Blanchard blinked inquiringly. "What do you mean?"
"Why, I mean just this! Putting it in business terms, I propose to ask for legislation that will make the public the partners of the men who handle and control the water-power."
"I don't know how you're going about to do that in any sensible way," grumbled the other. "There have been a good many rumors about that forthcoming report of yours, Morrison. What's the big notion in keeping it so secret?"
"I have been ordered to report to the legislature, Blanchard! I have prepared my case for that general court, and customary deference and common politeness in such matters oblige me to hold my mouth till I do report officially."
"Nothing to be hidden, then?" probed the magnate.
"Not a thing--not when the proper time comes!"
"But we have been left guessing--and I don't like the sound of the rumors. You must expect big interests to get an anchor out to windward. There's no telling what a damphool legislature will do in case a theory is put up and there are no sensible business arguments to contradict it."
"As owners of water-power, Blanchard--you and I--let's bring our business arguments into the open this year, in the committee-rooms and on the floor of the House and Senate, instead of in the buzzing-corners of the lobby or down in the hotel button-holing boudoirs! Now we'll get right down to cases! You have been leaving me out of your conferences ever since I refused to drop my coin into the usual pool to hire lobbyists. I take the stand that these times are more enlightened and that we can begin to trust the people's business to the people's general court in open sessions."
Blanchard showed the heat of a man whose conscience was not entirely comfortable. "Just what is this _people_ idea that you're making so much of all of a sudden, Morrison? People as partners, people as judges--people--people--" Blanchard hitched over the word wrathfully.
"People be damned?" inquired Stewart, with a provocative grin.

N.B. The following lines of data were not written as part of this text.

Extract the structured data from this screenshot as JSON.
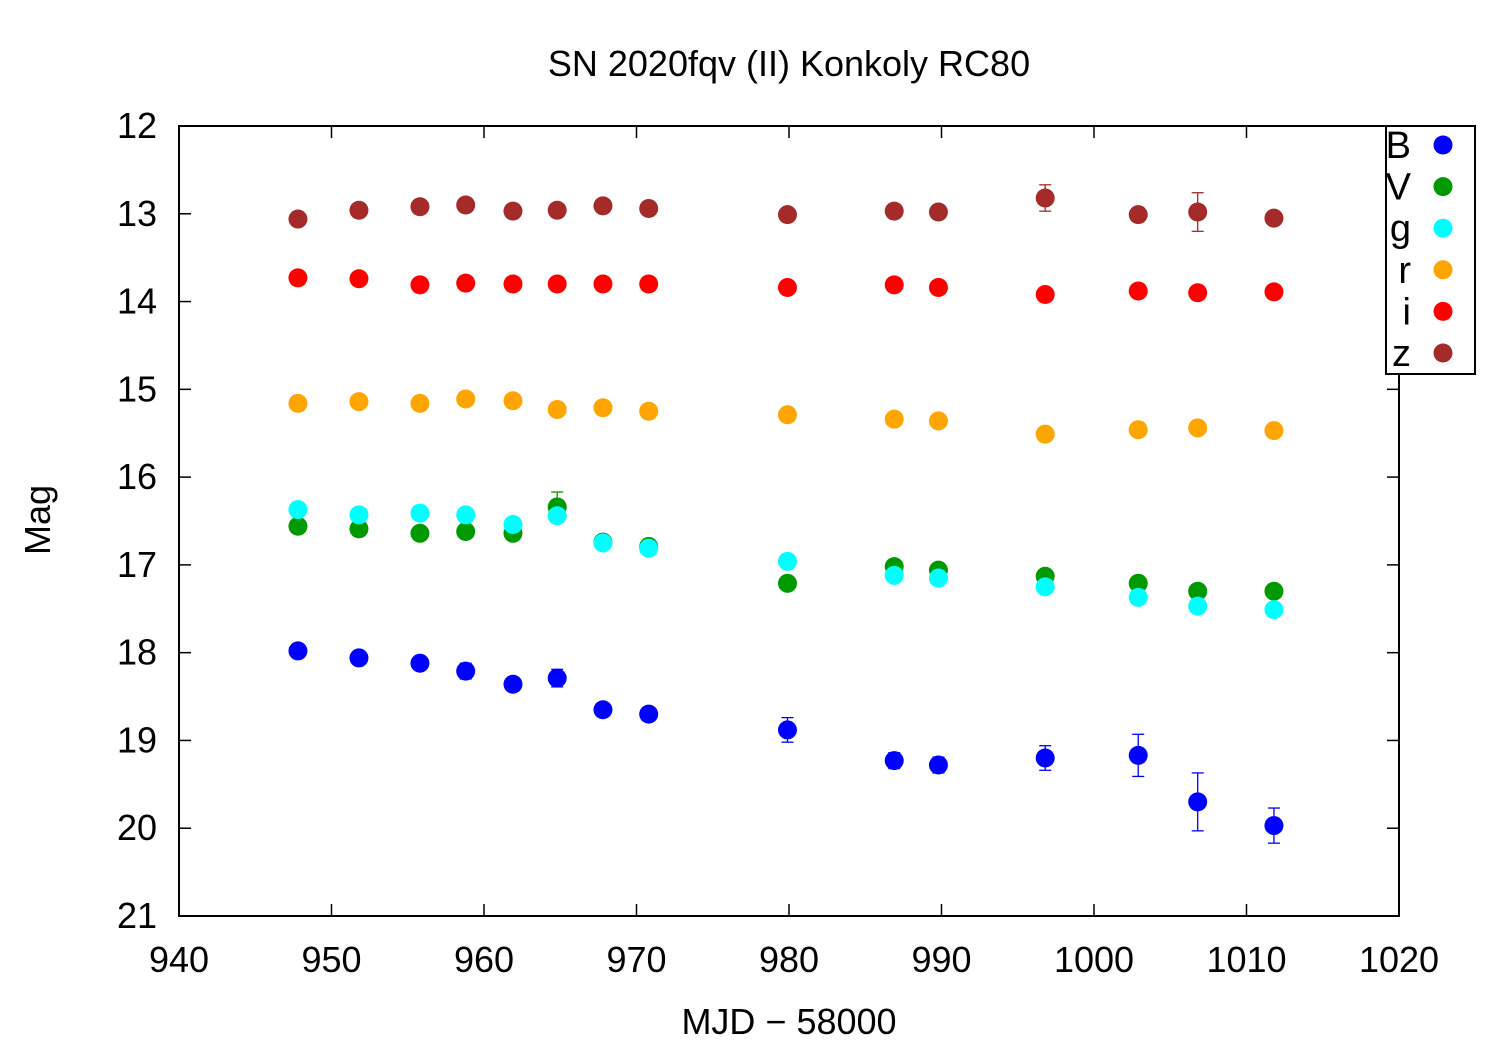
{
  "chart_data": {
    "type": "scatter",
    "title": "SN 2020fqv (II) Konkoly RC80",
    "xlabel": "MJD − 58000",
    "ylabel": "Mag",
    "xlim": [
      940,
      1020
    ],
    "ylim": [
      12,
      21
    ],
    "y_inverted": true,
    "xticks": [
      940,
      950,
      960,
      970,
      980,
      990,
      1000,
      1010,
      1020
    ],
    "yticks": [
      12,
      13,
      14,
      15,
      16,
      17,
      18,
      19,
      20,
      21
    ],
    "grid": false,
    "legend_position": "top-right",
    "series": [
      {
        "name": "B",
        "color": "#0000ff",
        "x": [
          947.8,
          951.8,
          955.8,
          958.8,
          961.9,
          964.8,
          967.8,
          970.8,
          979.9,
          986.9,
          989.8,
          996.8,
          1002.9,
          1006.8,
          1011.8
        ],
        "y": [
          17.98,
          18.06,
          18.12,
          18.21,
          18.36,
          18.29,
          18.65,
          18.7,
          18.88,
          19.23,
          19.28,
          19.2,
          19.17,
          19.7,
          19.97
        ],
        "err": [
          0.04,
          0.04,
          0.05,
          0.09,
          0.06,
          0.1,
          0.05,
          0.05,
          0.14,
          0.09,
          0.09,
          0.14,
          0.24,
          0.33,
          0.2
        ]
      },
      {
        "name": "V",
        "color": "#009900",
        "x": [
          947.8,
          951.8,
          955.8,
          958.8,
          961.9,
          964.8,
          967.8,
          970.8,
          979.9,
          986.9,
          989.8,
          996.8,
          1002.9,
          1006.8,
          1011.8
        ],
        "y": [
          16.56,
          16.59,
          16.64,
          16.62,
          16.64,
          16.34,
          16.74,
          16.79,
          17.21,
          17.02,
          17.06,
          17.13,
          17.21,
          17.3,
          17.3
        ],
        "err": [
          0.03,
          0.03,
          0.03,
          0.03,
          0.03,
          0.17,
          0.03,
          0.03,
          0.05,
          0.04,
          0.04,
          0.05,
          0.05,
          0.05,
          0.06
        ]
      },
      {
        "name": "g",
        "color": "#00ffff",
        "x": [
          947.8,
          951.8,
          955.8,
          958.8,
          961.9,
          964.8,
          967.8,
          970.8,
          979.9,
          986.9,
          989.8,
          996.8,
          1002.9,
          1006.8,
          1011.8
        ],
        "y": [
          16.37,
          16.43,
          16.41,
          16.43,
          16.54,
          16.44,
          16.75,
          16.81,
          16.96,
          17.12,
          17.15,
          17.25,
          17.37,
          17.47,
          17.51
        ],
        "err": [
          0.02,
          0.02,
          0.02,
          0.02,
          0.03,
          0.04,
          0.02,
          0.03,
          0.03,
          0.03,
          0.03,
          0.04,
          0.04,
          0.04,
          0.04
        ]
      },
      {
        "name": "r",
        "color": "#ffa500",
        "x": [
          947.8,
          951.8,
          955.8,
          958.8,
          961.9,
          964.8,
          967.8,
          970.8,
          979.9,
          986.9,
          989.8,
          996.8,
          1002.9,
          1006.8,
          1011.8
        ],
        "y": [
          15.16,
          15.14,
          15.16,
          15.11,
          15.13,
          15.23,
          15.21,
          15.25,
          15.29,
          15.34,
          15.36,
          15.51,
          15.46,
          15.44,
          15.47
        ],
        "err": [
          0.02,
          0.02,
          0.02,
          0.02,
          0.02,
          0.02,
          0.02,
          0.02,
          0.02,
          0.02,
          0.02,
          0.03,
          0.02,
          0.02,
          0.03
        ]
      },
      {
        "name": "i",
        "color": "#ff0000",
        "x": [
          947.8,
          951.8,
          955.8,
          958.8,
          961.9,
          964.8,
          967.8,
          970.8,
          979.9,
          986.9,
          989.8,
          996.8,
          1002.9,
          1006.8,
          1011.8
        ],
        "y": [
          13.73,
          13.74,
          13.81,
          13.79,
          13.8,
          13.8,
          13.8,
          13.8,
          13.84,
          13.81,
          13.84,
          13.92,
          13.88,
          13.9,
          13.89
        ],
        "err": [
          0.02,
          0.02,
          0.02,
          0.02,
          0.02,
          0.02,
          0.02,
          0.02,
          0.02,
          0.02,
          0.02,
          0.03,
          0.02,
          0.02,
          0.02
        ]
      },
      {
        "name": "z",
        "color": "#a52a2a",
        "x": [
          947.8,
          951.8,
          955.8,
          958.8,
          961.9,
          964.8,
          967.8,
          970.8,
          979.9,
          986.9,
          989.8,
          996.8,
          1002.9,
          1006.8,
          1011.8
        ],
        "y": [
          13.06,
          12.96,
          12.92,
          12.9,
          12.97,
          12.96,
          12.91,
          12.94,
          13.01,
          12.97,
          12.98,
          12.82,
          13.01,
          12.98,
          13.05
        ],
        "err": [
          0.02,
          0.02,
          0.02,
          0.02,
          0.02,
          0.02,
          0.02,
          0.02,
          0.02,
          0.02,
          0.02,
          0.15,
          0.02,
          0.22,
          0.02
        ]
      }
    ]
  }
}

"There's too much of this soviet gabble loose these days. It all leads to the same thing, and you've got to choke it for the good of this government!"
"Right you are to a big extent, Blanchard! But just now we are talking of a vital problem in our own state and it has nothing to do with sovietism."
"But you spoke of making the people our partners!"
"I merely put the matter to you in a nutshell, for we'll need to be moving on pretty quick!" He glanced at the clock. He threw off his jacket and pulled on his coat.
"Partners how?"
"It will be explained in my official report, as chairman of the power and storage commission."
"I don't relish the rumors about what that report is likely to recommend."
"Rumors are prevalent, are they?"
"Prevalent, Morrison, and devilish pointed, too!"
"I suppose that's why the old horned stags of the lobby are whetting their antlers," surmised Morrison, giving piquant emphasis to his remark by a gesture toward a caribou head, a trophy of his vacation chase. "I have heard a rumor, too, Blanchard. Are they going to introduce legislation to abolish my commission and turn the whole water-power matter over to the public utilities commission?"
Blanchard flushed and said he knew nothing about any such move.
"I'm sorry that syndicate isn't taking you into their confidence," sympathized Morrison. "I know just how you feel. The boys who ought to train with me are not taking me into their conferences, either!"
"You spoke of coming down to cases!" snapped Blanchard, his uneasy conscience getting behind the mask of temper. "I don't ask you to reveal any official report. But can you tell me what this 'people-partners' thing is?"